Objective While there are several well-established environmental risk factors for rheumatoid arthritis (RA), a paucity of evidence exists linking environmental toxicants with RA prevalence. We aimed to examine the associations between various environmental toxicants and RA among adults in the U.S. general population while adjusting for non-heritable risk factors.
Design Cross-sectional study.
Setting National Health and Nutrition Examination Survey conducted from 2007 to 2016.

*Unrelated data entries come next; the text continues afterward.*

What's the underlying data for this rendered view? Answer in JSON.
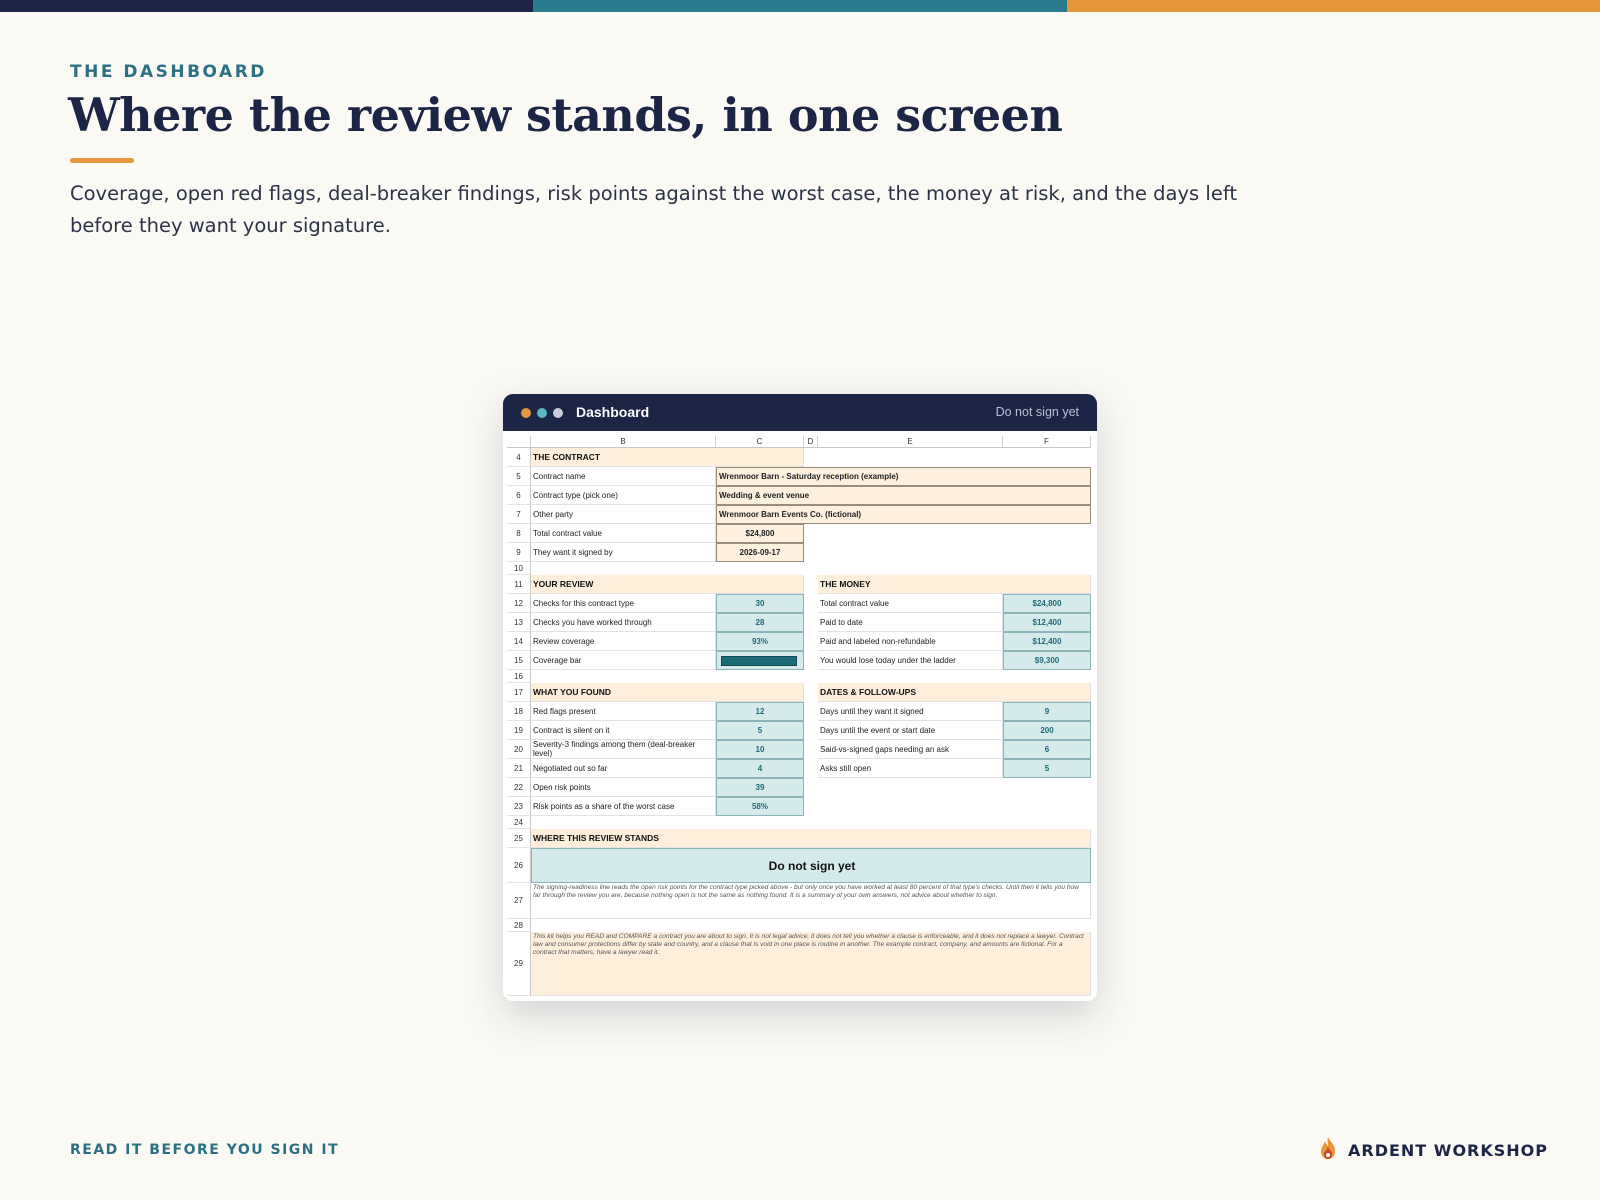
{
  "colors": {
    "navy": "#1c2545",
    "teal": "#2b7183",
    "orange": "#e6973c",
    "cream": "#fbf9f4",
    "input_fill": "#fdf0de",
    "output_fill": "#d4eaeb"
  },
  "slide": {
    "eyebrow": "THE DASHBOARD",
    "title": "Where the review stands, in one screen",
    "subtitle": "Coverage, open red flags, deal-breaker findings, risk points against the worst case, the money at risk, and the days left before they want your signature."
  },
  "window": {
    "title": "Dashboard",
    "status": "Do not sign yet"
  },
  "sheet": {
    "columns": [
      "B",
      "C",
      "D",
      "E",
      "F"
    ],
    "rows": [
      "4",
      "5",
      "6",
      "7",
      "8",
      "9",
      "10",
      "11",
      "12",
      "13",
      "14",
      "15",
      "16",
      "17",
      "18",
      "19",
      "20",
      "21",
      "22",
      "23",
      "24",
      "25",
      "26",
      "27",
      "28",
      "29"
    ],
    "contract": {
      "header": "THE CONTRACT",
      "name_label": "Contract name",
      "name_value": "Wrenmoor Barn - Saturday reception (example)",
      "type_label": "Contract type (pick one)",
      "type_value": "Wedding & event venue",
      "party_label": "Other party",
      "party_value": "Wrenmoor Barn Events Co. (fictional)",
      "value_label": "Total contract value",
      "value_value": "$24,800",
      "signby_label": "They want it signed by",
      "signby_value": "2026-09-17"
    },
    "review": {
      "header": "YOUR REVIEW",
      "checks_label": "Checks for this contract type",
      "checks_value": "30",
      "worked_label": "Checks you have worked through",
      "worked_value": "28",
      "coverage_label": "Review coverage",
      "coverage_value": "93%",
      "bar_label": "Coverage bar",
      "bar_fraction": 0.93
    },
    "money": {
      "header": "THE MONEY",
      "total_label": "Total contract value",
      "total_value": "$24,800",
      "paid_label": "Paid to date",
      "paid_value": "$12,400",
      "nonref_label": "Paid and labeled non-refundable",
      "nonref_value": "$12,400",
      "lose_label": "You would lose today under the ladder",
      "lose_value": "$9,300"
    },
    "found": {
      "header": "WHAT YOU FOUND",
      "flags_label": "Red flags present",
      "flags_value": "12",
      "silent_label": "Contract is silent on it",
      "silent_value": "5",
      "sev3_label": "Severity-3 findings among them (deal-breaker level)",
      "sev3_value": "10",
      "negotiated_label": "Negotiated out so far",
      "negotiated_value": "4",
      "risk_label": "Open risk points",
      "risk_value": "39",
      "share_label": "Risk points as a share of the worst case",
      "share_value": "58%"
    },
    "dates": {
      "header": "DATES & FOLLOW-UPS",
      "days_sign_label": "Days until they want it signed",
      "days_sign_value": "9",
      "days_event_label": "Days until the event or start date",
      "days_event_value": "200",
      "gaps_label": "Said-vs-signed gaps needing an ask",
      "gaps_value": "6",
      "asks_label": "Asks still open",
      "asks_value": "5"
    },
    "stands": {
      "header": "WHERE THIS REVIEW STANDS",
      "verdict": "Do not sign yet",
      "note": "The signing-readiness line reads the open risk points for the contract type picked above - but only once you have worked at least 80 percent of that type's checks. Until then it tells you how far through the review you are, because nothing open is not the same as nothing found. It is a summary of your own answers, not advice about whether to sign.",
      "disclaimer": "This kit helps you READ and COMPARE a contract you are about to sign. It is not legal advice, it does not tell you whether a clause is enforceable, and it does not replace a lawyer. Contract law and consumer protections differ by state and country, and a clause that is void in one place is routine in another. The example contract, company, and amounts are fictional. For a contract that matters, have a lawyer read it."
    }
  },
  "footer": {
    "left": "READ IT BEFORE YOU SIGN IT",
    "brand": "ARDENT WORKSHOP",
    "brand_icon": "flame-icon"
  }
}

Participants The study included 21 987 adult participants (no RA: 20 569; RA: 1418). Participants were excluded (n=7214) if they did not answer questions related to self-reporting of RA, had another or unknown type of arthritis, or did not have interview or biospecimen data.
Primary and secondary outcome measures Association between individual toxicants and body burden scores for polycyclic aromatic hydrocarbons (PAH), phthalates and plasticisers (PHTHTEs) metabolites or volatile organic compounds (VOCs) and participant self-reported RA based on multivariable logistic regression models while adjusting for age, sex, urine creatinine, body mass index, smoking, race, education, family poverty income ratio, any vigorous or moderate activity and dietary fibre.

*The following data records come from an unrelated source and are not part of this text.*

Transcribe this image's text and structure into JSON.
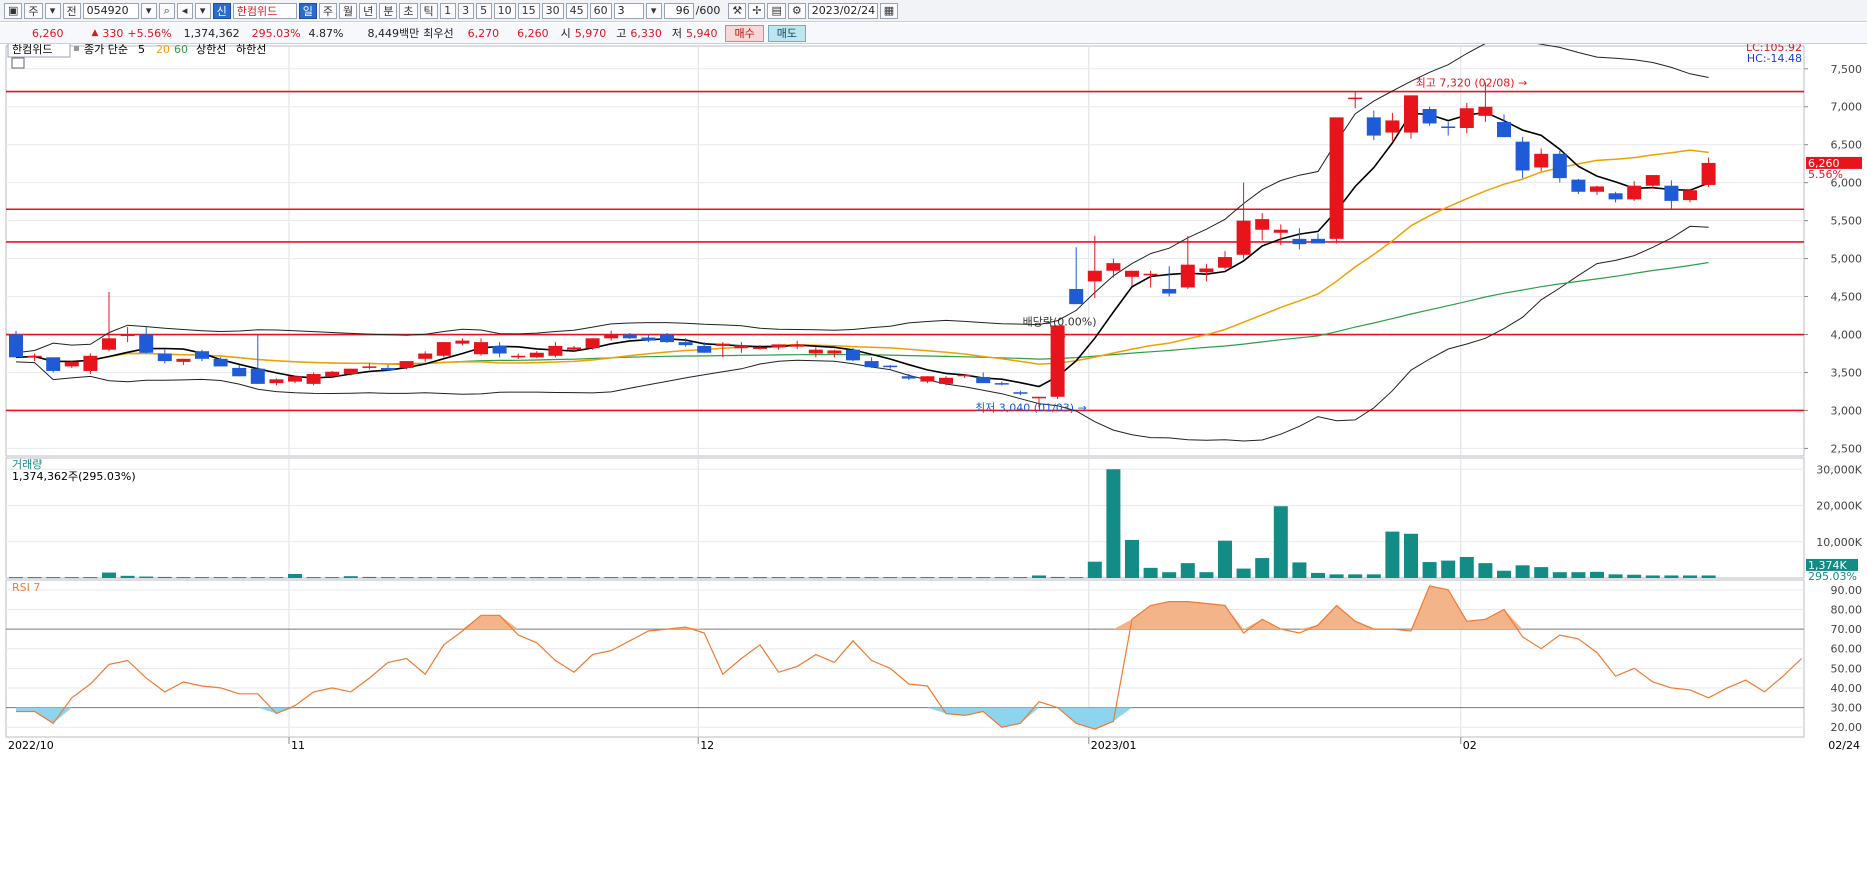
{
  "toolbar": {
    "period_label": "주",
    "jeon_label": "전",
    "code": "054920",
    "sin_label": "신",
    "name": "한컴위드",
    "timeframes": [
      "일",
      "주",
      "월",
      "년",
      "분",
      "초",
      "틱"
    ],
    "minutes": [
      "1",
      "3",
      "5",
      "10",
      "15",
      "30",
      "45",
      "60"
    ],
    "extra": "3",
    "count": "96",
    "count_total": "/600",
    "date": "2023/02/24"
  },
  "quote": {
    "price": "6,260",
    "change_arrow": "▲",
    "change": "330",
    "change_pct": "+5.56%",
    "volume": "1,374,362",
    "volume_ratio": "295.03%",
    "turnover_ratio": "4.87%",
    "amount": "8,449백만",
    "best_label": "최우선",
    "best_ask": "6,270",
    "best_bid": "6,260",
    "open_label": "시",
    "open": "5,970",
    "high_label": "고",
    "high": "6,330",
    "low_label": "저",
    "low": "5,940",
    "buy_button": "매수",
    "sell_button": "매도"
  },
  "colors": {
    "up": "#e8141c",
    "down": "#1f5bd6",
    "ma5": "#000000",
    "ma20": "#f0a000",
    "ma60": "#2e9e4a",
    "band": "#222222",
    "level_line": "#e8141c",
    "volume": "#148c86",
    "rsi": "#f07a30",
    "rsi_over": "#f4b48a",
    "rsi_under": "#8fd4ee"
  },
  "chart_data": {
    "type": "candlestick",
    "legend": {
      "name": "한컴위드",
      "ma_label": "종가 단순",
      "ma_periods": [
        "5",
        "20",
        "60"
      ],
      "upper": "상한선",
      "lower": "하한선"
    },
    "corner": {
      "lc": "LC:105.92",
      "hc": "HC:-14.48"
    },
    "price_axis": {
      "min": 2400,
      "max": 7800,
      "ticks": [
        2500,
        3000,
        3500,
        4000,
        4500,
        5000,
        5500,
        6000,
        6500,
        7000,
        7500
      ],
      "tick_labels": [
        "2,500",
        "3,000",
        "3,500",
        "4,000",
        "4,500",
        "5,000",
        "5,500",
        "6,000",
        "6,500",
        "7,000",
        "7,500"
      ]
    },
    "current_tag": {
      "price": 6260,
      "label": "6,260",
      "pct": "5.56%"
    },
    "x_labels": [
      {
        "label": "2022/10",
        "index": 0
      },
      {
        "label": "11",
        "index": 15
      },
      {
        "label": "12",
        "index": 37
      },
      {
        "label": "2023/01",
        "index": 58
      },
      {
        "label": "02",
        "index": 78
      },
      {
        "label": "02/24",
        "index": 97
      }
    ],
    "level_lines": [
      7200,
      5650,
      5220,
      4000,
      3000
    ],
    "annotations": {
      "high": {
        "text": "최고 7,320 (02/08) →",
        "index": 76,
        "price": 7320
      },
      "low": {
        "text": "최저 3,040 (01/03) →",
        "index": 58,
        "price": 3040
      },
      "dividend": {
        "text": "배당락(0.00%)",
        "index": 56,
        "price": 4120
      }
    },
    "candles": [
      [
        4000,
        4050,
        3700,
        3700
      ],
      [
        3700,
        3750,
        3650,
        3720
      ],
      [
        3700,
        3700,
        3500,
        3520
      ],
      [
        3580,
        3650,
        3560,
        3640
      ],
      [
        3520,
        3750,
        3480,
        3720
      ],
      [
        3800,
        4560,
        3780,
        3950
      ],
      [
        3980,
        4100,
        3900,
        4000
      ],
      [
        4000,
        4100,
        3750,
        3760
      ],
      [
        3750,
        3800,
        3620,
        3650
      ],
      [
        3640,
        3680,
        3600,
        3680
      ],
      [
        3780,
        3800,
        3650,
        3680
      ],
      [
        3680,
        3700,
        3580,
        3580
      ],
      [
        3560,
        3600,
        3450,
        3450
      ],
      [
        3550,
        4000,
        3350,
        3350
      ],
      [
        3360,
        3420,
        3330,
        3410
      ],
      [
        3380,
        3450,
        3360,
        3450
      ],
      [
        3350,
        3500,
        3330,
        3480
      ],
      [
        3450,
        3520,
        3440,
        3510
      ],
      [
        3480,
        3550,
        3460,
        3550
      ],
      [
        3560,
        3620,
        3540,
        3580
      ],
      [
        3560,
        3600,
        3520,
        3530
      ],
      [
        3560,
        3650,
        3540,
        3650
      ],
      [
        3680,
        3780,
        3640,
        3750
      ],
      [
        3720,
        3900,
        3700,
        3900
      ],
      [
        3880,
        3950,
        3860,
        3920
      ],
      [
        3740,
        3950,
        3720,
        3900
      ],
      [
        3850,
        3900,
        3700,
        3750
      ],
      [
        3700,
        3750,
        3680,
        3720
      ],
      [
        3700,
        3780,
        3690,
        3760
      ],
      [
        3720,
        3900,
        3700,
        3850
      ],
      [
        3800,
        3850,
        3780,
        3830
      ],
      [
        3820,
        3950,
        3800,
        3950
      ],
      [
        3950,
        4050,
        3920,
        4000
      ],
      [
        4000,
        4020,
        3940,
        3950
      ],
      [
        3960,
        4000,
        3900,
        3920
      ],
      [
        4000,
        4020,
        3890,
        3900
      ],
      [
        3900,
        3950,
        3840,
        3860
      ],
      [
        3850,
        3900,
        3760,
        3760
      ],
      [
        3850,
        3900,
        3700,
        3880
      ],
      [
        3820,
        3900,
        3760,
        3860
      ],
      [
        3830,
        3860,
        3800,
        3830
      ],
      [
        3830,
        3870,
        3800,
        3870
      ],
      [
        3840,
        3920,
        3810,
        3870
      ],
      [
        3750,
        3830,
        3700,
        3800
      ],
      [
        3750,
        3800,
        3700,
        3790
      ],
      [
        3800,
        3820,
        3650,
        3660
      ],
      [
        3650,
        3700,
        3560,
        3570
      ],
      [
        3590,
        3600,
        3550,
        3570
      ],
      [
        3450,
        3480,
        3400,
        3420
      ],
      [
        3380,
        3450,
        3360,
        3450
      ],
      [
        3350,
        3450,
        3330,
        3430
      ],
      [
        3460,
        3480,
        3430,
        3470
      ],
      [
        3440,
        3500,
        3360,
        3360
      ],
      [
        3360,
        3380,
        3330,
        3350
      ],
      [
        3240,
        3260,
        3200,
        3220
      ],
      [
        3160,
        3180,
        3040,
        3180
      ],
      [
        3180,
        4100,
        3150,
        4120
      ],
      [
        4600,
        5150,
        4500,
        4400
      ],
      [
        4700,
        5300,
        4480,
        4840
      ],
      [
        4840,
        5000,
        4750,
        4940
      ],
      [
        4760,
        4800,
        4640,
        4840
      ],
      [
        4780,
        4840,
        4620,
        4800
      ],
      [
        4600,
        4900,
        4500,
        4540
      ],
      [
        4620,
        5300,
        4600,
        4920
      ],
      [
        4820,
        4930,
        4700,
        4870
      ],
      [
        4880,
        5100,
        4860,
        5020
      ],
      [
        5050,
        6000,
        5000,
        5500
      ],
      [
        5380,
        5600,
        5240,
        5520
      ],
      [
        5340,
        5450,
        5180,
        5380
      ],
      [
        5260,
        5400,
        5120,
        5190
      ],
      [
        5260,
        5330,
        5230,
        5200
      ],
      [
        5260,
        5500,
        5200,
        6860
      ],
      [
        7120,
        7200,
        6980,
        7120
      ],
      [
        6860,
        6950,
        6560,
        6620
      ],
      [
        6660,
        6920,
        6550,
        6820
      ],
      [
        6660,
        7150,
        6580,
        7150
      ],
      [
        6970,
        7000,
        6750,
        6780
      ],
      [
        6740,
        6800,
        6620,
        6720
      ],
      [
        6720,
        7050,
        6650,
        6980
      ],
      [
        6880,
        7320,
        6800,
        7000
      ],
      [
        6800,
        6900,
        6600,
        6600
      ],
      [
        6540,
        6600,
        6060,
        6160
      ],
      [
        6200,
        6450,
        6150,
        6380
      ],
      [
        6380,
        6420,
        6000,
        6060
      ],
      [
        6040,
        6050,
        5850,
        5880
      ],
      [
        5880,
        5960,
        5840,
        5950
      ],
      [
        5860,
        5880,
        5740,
        5780
      ],
      [
        5780,
        6020,
        5760,
        5960
      ],
      [
        5960,
        6100,
        5920,
        6100
      ],
      [
        5960,
        6030,
        5650,
        5760
      ],
      [
        5770,
        5920,
        5740,
        5900
      ],
      [
        5970,
        6330,
        5940,
        6260
      ]
    ],
    "volume_panel": {
      "title": "거래량",
      "info": "1,374,362주(295.03%)",
      "axis_ticks": [
        10000,
        20000,
        30000
      ],
      "tick_labels": [
        "10,000K",
        "20,000K",
        "30,000K"
      ],
      "max": 32000,
      "current_label": "1,374K",
      "current_pct": "295.03%",
      "values": [
        250,
        250,
        250,
        250,
        250,
        1500,
        600,
        400,
        300,
        250,
        250,
        250,
        250,
        250,
        250,
        1100,
        250,
        250,
        500,
        300,
        250,
        250,
        250,
        250,
        250,
        250,
        250,
        250,
        250,
        250,
        250,
        250,
        250,
        250,
        250,
        250,
        250,
        250,
        250,
        250,
        250,
        250,
        250,
        250,
        250,
        250,
        250,
        250,
        250,
        250,
        250,
        250,
        250,
        250,
        250,
        700,
        300,
        250,
        4500,
        30000,
        10500,
        2800,
        1600,
        4100,
        1600,
        10300,
        2600,
        5500,
        19800,
        4300,
        1400,
        1000,
        1000,
        1000,
        12800,
        12200,
        4400,
        4800,
        5800,
        4100,
        2000,
        3500,
        3000,
        1600,
        1600,
        1700,
        1000,
        900,
        700,
        700,
        700,
        700,
        700,
        700,
        700,
        1400
      ]
    },
    "rsi_panel": {
      "title": "RSI 7",
      "axis_ticks": [
        20,
        30,
        40,
        50,
        60,
        70,
        80,
        90
      ],
      "tick_labels": [
        "20.00",
        "30.00",
        "40.00",
        "50.00",
        "60.00",
        "70.00",
        "80.00",
        "90.00"
      ],
      "values": [
        28,
        28,
        22,
        35,
        42,
        52,
        54,
        45,
        38,
        43,
        41,
        40,
        37,
        37,
        27,
        31,
        38,
        40,
        38,
        45,
        53,
        55,
        47,
        62,
        69,
        77,
        77,
        67,
        63,
        54,
        48,
        57,
        59,
        64,
        69,
        70,
        71,
        68,
        47,
        55,
        62,
        48,
        51,
        57,
        53,
        64,
        54,
        50,
        42,
        41,
        27,
        26,
        28,
        20,
        22,
        33,
        30,
        22,
        19,
        23,
        75,
        82,
        84,
        84,
        83,
        82,
        68,
        75,
        70,
        68,
        72,
        82,
        74,
        70,
        70,
        69,
        92,
        90,
        74,
        75,
        80,
        66,
        60,
        67,
        65,
        58,
        46,
        50,
        43,
        40,
        39,
        35,
        40,
        44,
        38,
        46,
        55
      ]
    }
  }
}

Results While increased prevalence of RA was observed in participants with the highest quartile of various individual PAHs, only 1-hydroxynaphthalene (OR: 1.8 (1.1 to 3.1); p=0.020) remained associated in a fully adjusted model. PAH body burden was found to be associated with RA (Q4 vs Q1, OR: 2.2 (1.09 to 4.2); p=0.028) in a fully adjusted model. Interestingly, after accounting for PAH body burden, smoking was not associated with RA (OR: 1.4 (0.89 to 2.3); p=0.13). A mediation analysis demonstrated that PAH body burden accounted for 90% of the total effect of smoking on RA. PHTHTE and VOC metabolites were not associated with RA in fully adjusted models.
Conclusions and relevance PAHs are associated with RA prevalence, mediate the majority of the effects of smoking on RA, and are associated with RA independent of smoking status.